OPINION

Back to the drawing board

Their schoolbags stuffed with books, children across the country returned to the classroom yesterday. The younger ones believe they have more to learn from TV than from school; their older schoolmates feel the same about their cramming schools. Braving the orthopedics’ warnings, pupils showed up at schools overburdened with textbooks. Well, not quite. Many have not received their books, or at least not all of them. But there’s plenty of time until November, just as there is plenty of time (till next June) to cover the tens of thousands of vacancies for kindergarten and primary school teachers as well as professors. Thus continues one of our many precious traditions: September always catches us unprepared, no matter who is in power. It’s as if no one knows that schools, these ugly and inhospitable buildings, open their doors to pupils each September.
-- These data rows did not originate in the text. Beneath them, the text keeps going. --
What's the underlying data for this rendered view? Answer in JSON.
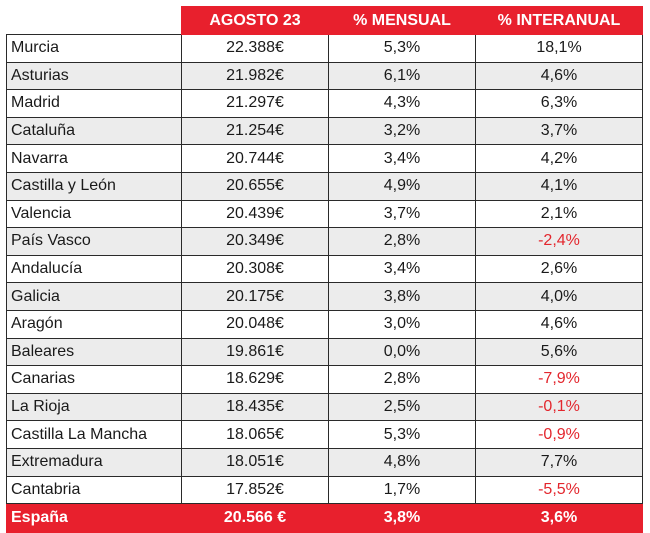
{
  "table": {
    "headers": [
      "",
      "AGOSTO 23",
      "% MENSUAL",
      "% INTERANUAL"
    ],
    "negative_color": "#e3262d",
    "accent_color": "#e8202d",
    "rows": [
      {
        "region": "Murcia",
        "agosto": "22.388€",
        "mensual": "5,3%",
        "interanual": "18,1%"
      },
      {
        "region": "Asturias",
        "agosto": "21.982€",
        "mensual": "6,1%",
        "interanual": "4,6%"
      },
      {
        "region": "Madrid",
        "agosto": "21.297€",
        "mensual": "4,3%",
        "interanual": "6,3%"
      },
      {
        "region": "Cataluña",
        "agosto": "21.254€",
        "mensual": "3,2%",
        "interanual": "3,7%"
      },
      {
        "region": "Navarra",
        "agosto": "20.744€",
        "mensual": "3,4%",
        "interanual": "4,2%"
      },
      {
        "region": "Castilla y León",
        "agosto": "20.655€",
        "mensual": "4,9%",
        "interanual": "4,1%"
      },
      {
        "region": "Valencia",
        "agosto": "20.439€",
        "mensual": "3,7%",
        "interanual": "2,1%"
      },
      {
        "region": "País Vasco",
        "agosto": "20.349€",
        "mensual": "2,8%",
        "interanual": "-2,4%"
      },
      {
        "region": "Andalucía",
        "agosto": "20.308€",
        "mensual": "3,4%",
        "interanual": "2,6%"
      },
      {
        "region": "Galicia",
        "agosto": "20.175€",
        "mensual": "3,8%",
        "interanual": "4,0%"
      },
      {
        "region": "Aragón",
        "agosto": "20.048€",
        "mensual": "3,0%",
        "interanual": "4,6%"
      },
      {
        "region": "Baleares",
        "agosto": "19.861€",
        "mensual": "0,0%",
        "interanual": "5,6%"
      },
      {
        "region": "Canarias",
        "agosto": "18.629€",
        "mensual": "2,8%",
        "interanual": "-7,9%"
      },
      {
        "region": "La Rioja",
        "agosto": "18.435€",
        "mensual": "2,5%",
        "interanual": "-0,1%"
      },
      {
        "region": "Castilla La Mancha",
        "agosto": "18.065€",
        "mensual": "5,3%",
        "interanual": "-0,9%"
      },
      {
        "region": "Extremadura",
        "agosto": "18.051€",
        "mensual": "4,8%",
        "interanual": "7,7%"
      },
      {
        "region": "Cantabria",
        "agosto": "17.852€",
        "mensual": "1,7%",
        "interanual": "-5,5%"
      }
    ],
    "total": {
      "region": "España",
      "agosto": "20.566 €",
      "mensual": "3,8%",
      "interanual": "3,6%"
    }
  }
}
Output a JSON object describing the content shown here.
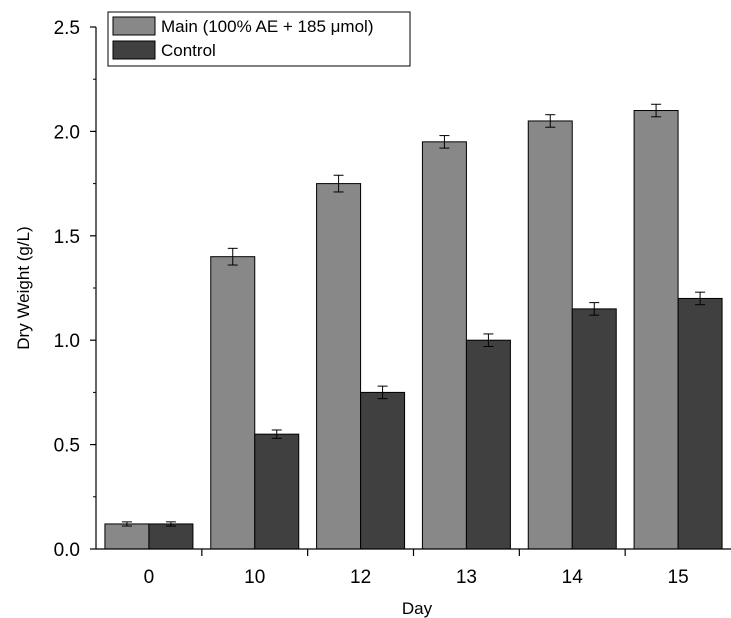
{
  "chart_data": {
    "type": "bar",
    "categories": [
      "0",
      "10",
      "12",
      "13",
      "14",
      "15"
    ],
    "series": [
      {
        "name": "Main (100% AE + 185 μmol)",
        "values": [
          0.12,
          1.4,
          1.75,
          1.95,
          2.05,
          2.1
        ],
        "errors": [
          0.01,
          0.04,
          0.04,
          0.03,
          0.03,
          0.03
        ],
        "color": "#888888"
      },
      {
        "name": "Control",
        "values": [
          0.12,
          0.55,
          0.75,
          1.0,
          1.15,
          1.2
        ],
        "errors": [
          0.01,
          0.02,
          0.03,
          0.03,
          0.03,
          0.03
        ],
        "color": "#404040"
      }
    ],
    "xlabel": "Day",
    "ylabel": "Dry Weight (g/L)",
    "ylim": [
      0,
      2.5
    ],
    "yticks": [
      "0.0",
      "0.5",
      "1.0",
      "1.5",
      "2.0",
      "2.5"
    ],
    "legend_position": "top-left",
    "grid": false
  }
}
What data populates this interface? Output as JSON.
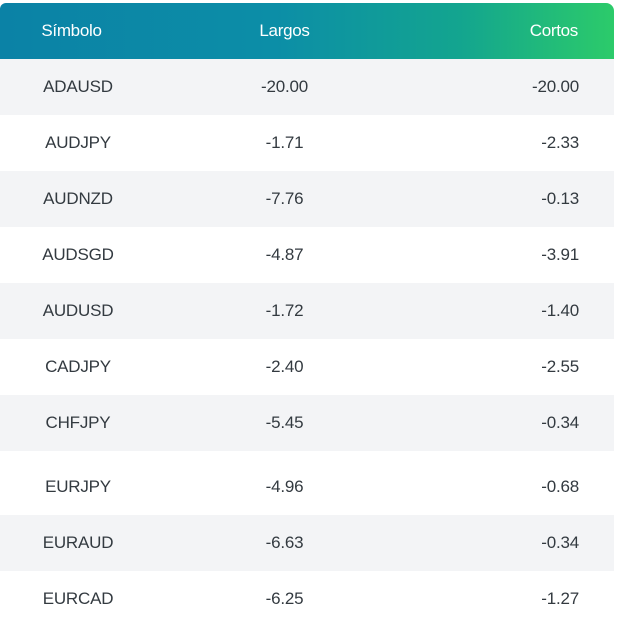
{
  "table": {
    "headers": {
      "symbol": "Símbolo",
      "long": "Largos",
      "short": "Cortos"
    },
    "rows": [
      {
        "symbol": "ADAUSD",
        "long": "-20.00",
        "short": "-20.00"
      },
      {
        "symbol": "AUDJPY",
        "long": "-1.71",
        "short": "-2.33"
      },
      {
        "symbol": "AUDNZD",
        "long": "-7.76",
        "short": "-0.13"
      },
      {
        "symbol": "AUDSGD",
        "long": "-4.87",
        "short": "-3.91"
      },
      {
        "symbol": "AUDUSD",
        "long": "-1.72",
        "short": "-1.40"
      },
      {
        "symbol": "CADJPY",
        "long": "-2.40",
        "short": "-2.55"
      },
      {
        "symbol": "CHFJPY",
        "long": "-5.45",
        "short": "-0.34"
      },
      {
        "symbol": "EURJPY",
        "long": "-4.96",
        "short": "-0.68"
      },
      {
        "symbol": "EURAUD",
        "long": "-6.63",
        "short": "-0.34"
      },
      {
        "symbol": "EURCAD",
        "long": "-6.25",
        "short": "-1.27"
      }
    ]
  },
  "colors": {
    "header_gradient_start": "#0b82a6",
    "header_gradient_end": "#2ccb6a",
    "row_alt_bg": "#f3f4f6",
    "text": "#333a40"
  }
}
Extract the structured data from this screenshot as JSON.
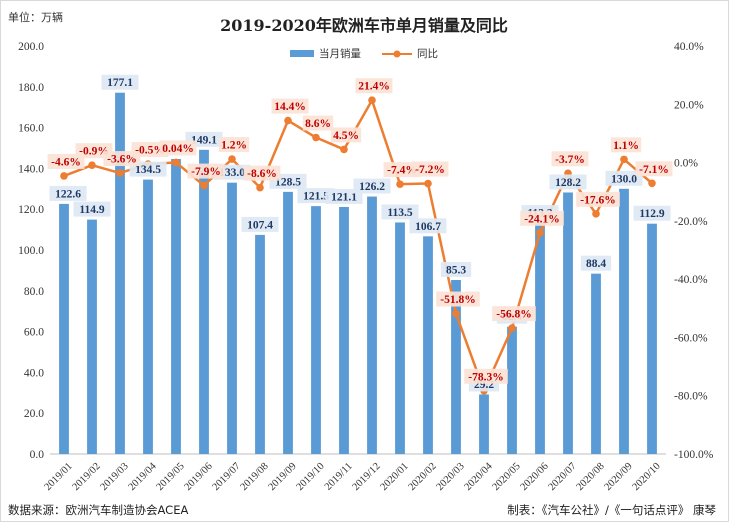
{
  "unit_label": "单位：万辆",
  "source": "数据来源：欧洲汽车制造协会ACEA",
  "credit": "制表：《汽车公社》/《一句话点评》 康琴",
  "chart_data": {
    "type": "bar",
    "title": "2019-2020年欧洲车市单月销量及同比",
    "categories": [
      "2019/01",
      "2019/02",
      "2019/03",
      "2019/04",
      "2019/05",
      "2019/06",
      "2019/07",
      "2019/08",
      "2019/09",
      "2019/10",
      "2019/11",
      "2019/12",
      "2020/01",
      "2020/02",
      "2020/03",
      "2020/04",
      "2020/05",
      "2020/06",
      "2020/07",
      "2020/08",
      "2020/09",
      "2020/10"
    ],
    "series": [
      {
        "name": "当月销量",
        "type": "bar",
        "axis": "left",
        "color": "#5b9bd5",
        "values": [
          122.6,
          114.9,
          177.1,
          134.5,
          144.6,
          149.1,
          133.0,
          107.4,
          128.5,
          121.5,
          121.1,
          126.2,
          113.5,
          106.7,
          85.3,
          29.2,
          62.4,
          113.2,
          128.2,
          88.4,
          130.0,
          112.9
        ],
        "labels": [
          "122.6",
          "114.9",
          "177.1",
          "134.5",
          "",
          "149.1",
          "133.0",
          "107.4",
          "128.5",
          "121.5",
          "121.1",
          "126.2",
          "113.5",
          "106.7",
          "85.3",
          "29.2",
          "62.4",
          "113.2",
          "128.2",
          "88.4",
          "130.0",
          "112.9"
        ]
      },
      {
        "name": "同比",
        "type": "line",
        "axis": "right",
        "color": "#ed7d31",
        "values": [
          -4.6,
          -0.9,
          -3.6,
          -0.5,
          0.04,
          -7.9,
          1.2,
          -8.6,
          14.4,
          8.6,
          4.5,
          21.4,
          -7.4,
          -7.2,
          -51.8,
          -78.3,
          -56.8,
          -24.1,
          -3.7,
          -17.6,
          1.1,
          -7.1
        ],
        "labels": [
          "-4.6%",
          "-0.9%",
          "-3.6%",
          "-0.5%",
          "0.04%",
          "-7.9%",
          "1.2%",
          "-8.6%",
          "14.4%",
          "8.6%",
          "4.5%",
          "21.4%",
          "-7.4%",
          "-7.2%",
          "-51.8%",
          "-78.3%",
          "-56.8%",
          "-24.1%",
          "-3.7%",
          "-17.6%",
          "1.1%",
          "-7.1%"
        ]
      }
    ],
    "y_left": {
      "min": 0,
      "max": 200,
      "step": 20,
      "ticks": [
        "0.0",
        "20.0",
        "40.0",
        "60.0",
        "80.0",
        "100.0",
        "120.0",
        "140.0",
        "160.0",
        "180.0",
        "200.0"
      ]
    },
    "y_right": {
      "min": -100,
      "max": 40,
      "step": 20,
      "ticks": [
        "-100.0%",
        "-80.0%",
        "-60.0%",
        "-40.0%",
        "-20.0%",
        "0.0%",
        "20.0%",
        "40.0%"
      ]
    },
    "legend": {
      "position": "top-center"
    },
    "grid": false
  }
}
Year after year, state officials have the look of those same bewildered first-year primary school students they are responsible for. Nevertheless, self-congratulatory statements assure that «everything is under control» and that «nothing is missing.» Marietta Giannakou, the education minister, has proved no exception. Many of the problems besetting the education system were inherited from her Socialist predecessors, who kept education spending well below 5 percent of the budget. However, given the lack of radical improvement, one would expect that the government would at least avoid self-praise. Giannakou should have no problem retrieving the statements issued by ND while it was in opposition. She would then realize that although things are the same, her party brags about what it once blamed on PASOK. The Socialists behave the same, and these problems will no doubt resurface next year. After all, it’s a long tradition.